October 25, 2010

USMLE 1 Question 20

Sputum sample was collected from a 60 yr old man suffering from a purulent cough and fever. The man was later found to have lobar pneumonia. The sputum was subjected to a gram staining technique. Gram positive, capsulated, flame shaped diplococci were seen when the stained smear was examined under the microscope. Sputum culture on blood agar revealed dome shape centrally umblicated colonies with evidence of alpha hemolysis.

The organism causing the infection is likely to be

a) Staphylococcus aureus
b) Klebsiella pneumoniae
c) Streptococcus pneumoniae
d) Corynebacterium diptheriae
e) Mycoplasma pneumoniae

The correct answer is C

Streptococcus pneumoniae is a gram-positive flame shaped organism and is seen characteristically as diplococci (i.e. is in pairs) and capsulated. The organism grows on blood agar to form dome shaped centrally umblicated colonies and produces alpha hemolysis of the RBCs.

Staphylococcus aureus is not the correct answer since it is typically seen in clusters under the microscope when gram stained and also its colonies are raised and not dome shaped. It produces beta hemolysis on blood agar rather than alpha hemolysis.

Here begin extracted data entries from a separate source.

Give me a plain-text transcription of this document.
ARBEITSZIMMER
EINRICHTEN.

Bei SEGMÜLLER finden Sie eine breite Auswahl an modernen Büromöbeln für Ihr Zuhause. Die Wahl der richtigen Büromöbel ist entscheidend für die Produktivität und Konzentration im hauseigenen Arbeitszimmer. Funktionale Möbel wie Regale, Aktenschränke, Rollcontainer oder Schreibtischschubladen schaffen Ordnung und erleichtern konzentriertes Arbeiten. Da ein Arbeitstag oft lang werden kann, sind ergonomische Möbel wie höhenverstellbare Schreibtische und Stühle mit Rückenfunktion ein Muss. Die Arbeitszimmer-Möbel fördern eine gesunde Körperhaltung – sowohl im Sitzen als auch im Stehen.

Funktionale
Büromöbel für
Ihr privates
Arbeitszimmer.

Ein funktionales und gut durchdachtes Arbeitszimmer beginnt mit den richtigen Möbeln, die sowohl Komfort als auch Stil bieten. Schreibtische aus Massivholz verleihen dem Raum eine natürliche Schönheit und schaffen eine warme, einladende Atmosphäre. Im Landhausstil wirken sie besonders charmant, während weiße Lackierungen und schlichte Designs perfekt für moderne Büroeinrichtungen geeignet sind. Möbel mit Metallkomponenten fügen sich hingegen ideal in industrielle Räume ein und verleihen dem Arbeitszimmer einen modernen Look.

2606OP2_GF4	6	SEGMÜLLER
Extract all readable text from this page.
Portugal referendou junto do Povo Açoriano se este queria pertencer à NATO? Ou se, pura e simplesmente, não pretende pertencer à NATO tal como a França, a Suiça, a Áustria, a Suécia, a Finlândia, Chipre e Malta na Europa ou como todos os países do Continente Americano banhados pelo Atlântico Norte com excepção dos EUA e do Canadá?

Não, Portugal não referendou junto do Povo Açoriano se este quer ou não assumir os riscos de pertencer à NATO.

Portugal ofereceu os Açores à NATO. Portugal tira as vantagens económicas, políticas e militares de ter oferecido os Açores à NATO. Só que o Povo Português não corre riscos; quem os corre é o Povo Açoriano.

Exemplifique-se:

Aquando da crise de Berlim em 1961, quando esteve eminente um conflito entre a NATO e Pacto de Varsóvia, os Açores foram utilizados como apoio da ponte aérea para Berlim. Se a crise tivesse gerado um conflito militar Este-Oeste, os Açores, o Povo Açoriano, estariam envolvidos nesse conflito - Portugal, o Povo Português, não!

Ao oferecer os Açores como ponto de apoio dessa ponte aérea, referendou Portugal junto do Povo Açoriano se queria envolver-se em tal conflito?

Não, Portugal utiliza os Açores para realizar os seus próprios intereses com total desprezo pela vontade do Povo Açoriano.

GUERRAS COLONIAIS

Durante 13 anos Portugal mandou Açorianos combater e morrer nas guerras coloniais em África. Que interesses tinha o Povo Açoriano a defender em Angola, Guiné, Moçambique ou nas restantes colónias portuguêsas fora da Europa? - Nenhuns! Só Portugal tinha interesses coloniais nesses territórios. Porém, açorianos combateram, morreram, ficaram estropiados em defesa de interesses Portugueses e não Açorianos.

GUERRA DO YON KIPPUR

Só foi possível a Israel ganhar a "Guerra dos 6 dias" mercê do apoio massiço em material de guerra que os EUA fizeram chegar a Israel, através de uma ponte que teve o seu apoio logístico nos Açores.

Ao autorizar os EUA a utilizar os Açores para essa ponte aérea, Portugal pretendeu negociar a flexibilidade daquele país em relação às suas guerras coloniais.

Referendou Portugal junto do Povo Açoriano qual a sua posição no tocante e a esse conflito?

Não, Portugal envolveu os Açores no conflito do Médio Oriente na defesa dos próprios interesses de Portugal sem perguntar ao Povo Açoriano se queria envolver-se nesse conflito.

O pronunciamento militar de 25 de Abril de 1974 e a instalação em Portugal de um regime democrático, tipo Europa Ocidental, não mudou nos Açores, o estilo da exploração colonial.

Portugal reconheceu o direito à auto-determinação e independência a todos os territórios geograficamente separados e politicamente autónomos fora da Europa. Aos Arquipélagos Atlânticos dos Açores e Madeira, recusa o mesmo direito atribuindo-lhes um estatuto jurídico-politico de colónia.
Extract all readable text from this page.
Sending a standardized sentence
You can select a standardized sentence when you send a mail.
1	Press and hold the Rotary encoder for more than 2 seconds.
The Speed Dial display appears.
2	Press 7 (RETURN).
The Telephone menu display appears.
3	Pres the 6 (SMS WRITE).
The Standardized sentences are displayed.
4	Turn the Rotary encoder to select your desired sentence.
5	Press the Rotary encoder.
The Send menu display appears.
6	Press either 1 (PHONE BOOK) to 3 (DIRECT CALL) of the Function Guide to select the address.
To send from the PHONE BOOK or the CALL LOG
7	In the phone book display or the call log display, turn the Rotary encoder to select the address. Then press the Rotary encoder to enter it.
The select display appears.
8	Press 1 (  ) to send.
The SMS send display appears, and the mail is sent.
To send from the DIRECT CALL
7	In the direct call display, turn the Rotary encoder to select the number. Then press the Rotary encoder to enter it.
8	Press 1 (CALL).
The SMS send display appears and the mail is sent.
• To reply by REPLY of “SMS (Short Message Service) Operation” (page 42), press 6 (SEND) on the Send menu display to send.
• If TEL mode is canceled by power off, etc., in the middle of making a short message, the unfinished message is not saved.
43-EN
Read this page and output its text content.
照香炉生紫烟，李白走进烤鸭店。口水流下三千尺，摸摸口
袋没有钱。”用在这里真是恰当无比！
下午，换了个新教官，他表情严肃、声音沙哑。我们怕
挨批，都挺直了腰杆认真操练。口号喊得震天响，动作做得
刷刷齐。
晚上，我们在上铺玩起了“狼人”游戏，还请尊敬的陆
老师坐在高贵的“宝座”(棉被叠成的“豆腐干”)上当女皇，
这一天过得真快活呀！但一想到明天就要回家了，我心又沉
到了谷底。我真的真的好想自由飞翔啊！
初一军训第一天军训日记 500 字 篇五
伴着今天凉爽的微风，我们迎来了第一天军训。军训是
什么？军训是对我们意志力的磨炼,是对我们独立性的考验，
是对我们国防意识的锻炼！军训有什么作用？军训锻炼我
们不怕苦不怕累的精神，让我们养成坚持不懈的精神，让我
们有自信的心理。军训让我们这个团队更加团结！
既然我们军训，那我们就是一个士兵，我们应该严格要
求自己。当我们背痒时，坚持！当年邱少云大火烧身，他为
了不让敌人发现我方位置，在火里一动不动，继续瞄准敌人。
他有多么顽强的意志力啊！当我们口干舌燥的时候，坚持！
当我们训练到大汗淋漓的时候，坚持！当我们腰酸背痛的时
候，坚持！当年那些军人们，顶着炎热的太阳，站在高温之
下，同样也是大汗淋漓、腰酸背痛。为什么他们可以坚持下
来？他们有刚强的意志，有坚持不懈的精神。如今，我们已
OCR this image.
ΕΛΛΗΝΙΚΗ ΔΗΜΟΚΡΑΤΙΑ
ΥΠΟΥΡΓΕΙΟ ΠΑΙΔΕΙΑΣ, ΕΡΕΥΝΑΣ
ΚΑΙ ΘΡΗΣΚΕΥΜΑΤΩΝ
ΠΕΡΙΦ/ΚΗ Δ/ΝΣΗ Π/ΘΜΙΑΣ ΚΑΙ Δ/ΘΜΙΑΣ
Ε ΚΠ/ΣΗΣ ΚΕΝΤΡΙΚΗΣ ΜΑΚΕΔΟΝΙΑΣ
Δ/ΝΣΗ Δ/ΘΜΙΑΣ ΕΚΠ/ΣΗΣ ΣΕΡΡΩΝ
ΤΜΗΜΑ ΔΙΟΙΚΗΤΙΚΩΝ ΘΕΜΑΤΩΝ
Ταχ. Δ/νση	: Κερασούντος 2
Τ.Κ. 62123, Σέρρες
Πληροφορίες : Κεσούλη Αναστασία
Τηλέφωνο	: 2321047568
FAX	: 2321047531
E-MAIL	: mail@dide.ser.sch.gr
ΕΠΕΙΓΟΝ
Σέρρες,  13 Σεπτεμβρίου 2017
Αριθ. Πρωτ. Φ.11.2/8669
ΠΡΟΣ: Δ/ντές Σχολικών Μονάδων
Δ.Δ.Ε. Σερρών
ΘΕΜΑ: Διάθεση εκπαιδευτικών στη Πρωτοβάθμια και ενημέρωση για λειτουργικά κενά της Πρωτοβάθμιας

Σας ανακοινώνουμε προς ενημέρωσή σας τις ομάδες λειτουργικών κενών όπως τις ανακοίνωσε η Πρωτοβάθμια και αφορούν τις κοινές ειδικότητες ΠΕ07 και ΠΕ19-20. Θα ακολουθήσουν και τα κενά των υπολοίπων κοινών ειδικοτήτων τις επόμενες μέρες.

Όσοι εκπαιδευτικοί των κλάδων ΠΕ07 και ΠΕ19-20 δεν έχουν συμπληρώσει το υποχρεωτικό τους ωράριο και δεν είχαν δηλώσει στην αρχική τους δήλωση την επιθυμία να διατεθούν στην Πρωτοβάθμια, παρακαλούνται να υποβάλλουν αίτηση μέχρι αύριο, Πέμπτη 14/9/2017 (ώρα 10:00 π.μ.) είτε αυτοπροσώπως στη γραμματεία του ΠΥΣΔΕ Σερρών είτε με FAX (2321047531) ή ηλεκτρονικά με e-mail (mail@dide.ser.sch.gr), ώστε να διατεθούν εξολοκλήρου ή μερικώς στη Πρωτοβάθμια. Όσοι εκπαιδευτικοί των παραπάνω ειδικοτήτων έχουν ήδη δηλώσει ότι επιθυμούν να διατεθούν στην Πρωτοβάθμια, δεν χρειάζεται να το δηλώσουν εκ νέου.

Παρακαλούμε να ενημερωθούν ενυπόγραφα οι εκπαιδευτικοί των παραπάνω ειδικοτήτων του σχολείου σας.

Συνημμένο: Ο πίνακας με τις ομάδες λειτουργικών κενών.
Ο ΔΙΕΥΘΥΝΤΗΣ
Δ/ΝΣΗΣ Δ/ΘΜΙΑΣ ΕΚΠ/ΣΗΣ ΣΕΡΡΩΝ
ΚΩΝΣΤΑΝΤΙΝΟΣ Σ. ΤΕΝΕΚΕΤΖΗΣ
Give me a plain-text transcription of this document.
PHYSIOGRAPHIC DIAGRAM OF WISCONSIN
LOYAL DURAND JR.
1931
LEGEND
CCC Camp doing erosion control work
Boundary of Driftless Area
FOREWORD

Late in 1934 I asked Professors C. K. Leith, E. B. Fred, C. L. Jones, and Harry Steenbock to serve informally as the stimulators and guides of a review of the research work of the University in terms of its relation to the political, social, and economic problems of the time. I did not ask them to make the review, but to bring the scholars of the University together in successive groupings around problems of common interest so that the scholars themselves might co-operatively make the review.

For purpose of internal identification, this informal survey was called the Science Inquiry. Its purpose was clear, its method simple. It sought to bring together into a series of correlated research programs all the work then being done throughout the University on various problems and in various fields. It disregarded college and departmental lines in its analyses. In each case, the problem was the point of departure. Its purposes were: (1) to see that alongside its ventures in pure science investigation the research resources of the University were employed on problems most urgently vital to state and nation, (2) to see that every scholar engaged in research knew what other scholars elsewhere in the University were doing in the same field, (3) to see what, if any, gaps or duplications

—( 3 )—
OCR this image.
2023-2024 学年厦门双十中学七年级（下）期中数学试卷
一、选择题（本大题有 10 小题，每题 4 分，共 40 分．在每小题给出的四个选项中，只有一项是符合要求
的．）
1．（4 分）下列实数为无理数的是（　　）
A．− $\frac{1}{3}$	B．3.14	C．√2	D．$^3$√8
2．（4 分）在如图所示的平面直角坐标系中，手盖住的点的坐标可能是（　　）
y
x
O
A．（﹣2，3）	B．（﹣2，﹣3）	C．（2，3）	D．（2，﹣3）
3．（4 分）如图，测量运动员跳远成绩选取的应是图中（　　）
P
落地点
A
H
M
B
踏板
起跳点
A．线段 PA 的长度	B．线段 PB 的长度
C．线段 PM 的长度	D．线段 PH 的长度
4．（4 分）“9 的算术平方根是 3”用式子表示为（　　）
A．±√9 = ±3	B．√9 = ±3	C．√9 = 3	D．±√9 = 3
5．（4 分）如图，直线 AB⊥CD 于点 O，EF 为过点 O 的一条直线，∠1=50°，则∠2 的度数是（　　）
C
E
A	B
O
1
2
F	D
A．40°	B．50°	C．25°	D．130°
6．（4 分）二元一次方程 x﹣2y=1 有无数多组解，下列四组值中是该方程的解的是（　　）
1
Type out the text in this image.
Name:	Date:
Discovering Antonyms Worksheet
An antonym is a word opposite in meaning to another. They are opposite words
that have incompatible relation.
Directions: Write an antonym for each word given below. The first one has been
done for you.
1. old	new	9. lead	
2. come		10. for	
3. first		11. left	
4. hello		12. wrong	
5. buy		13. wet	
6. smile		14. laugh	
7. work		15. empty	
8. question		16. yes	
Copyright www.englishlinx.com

Klebsiella pneumoniae is also unlikely since it is a gram negative rather than gram positive organism. It will be seen under the microscope as rods rather then cocci.

Corynebacterium diphtheriae only causes an upper respiratory tract infection. It does not cause pneumonia so it cannot be brought up in the sputum.

Mycoplasma pneumoniae can cause a pneumonia but is incorrect since it does not take up gram stain and also it does not grow on blood agar.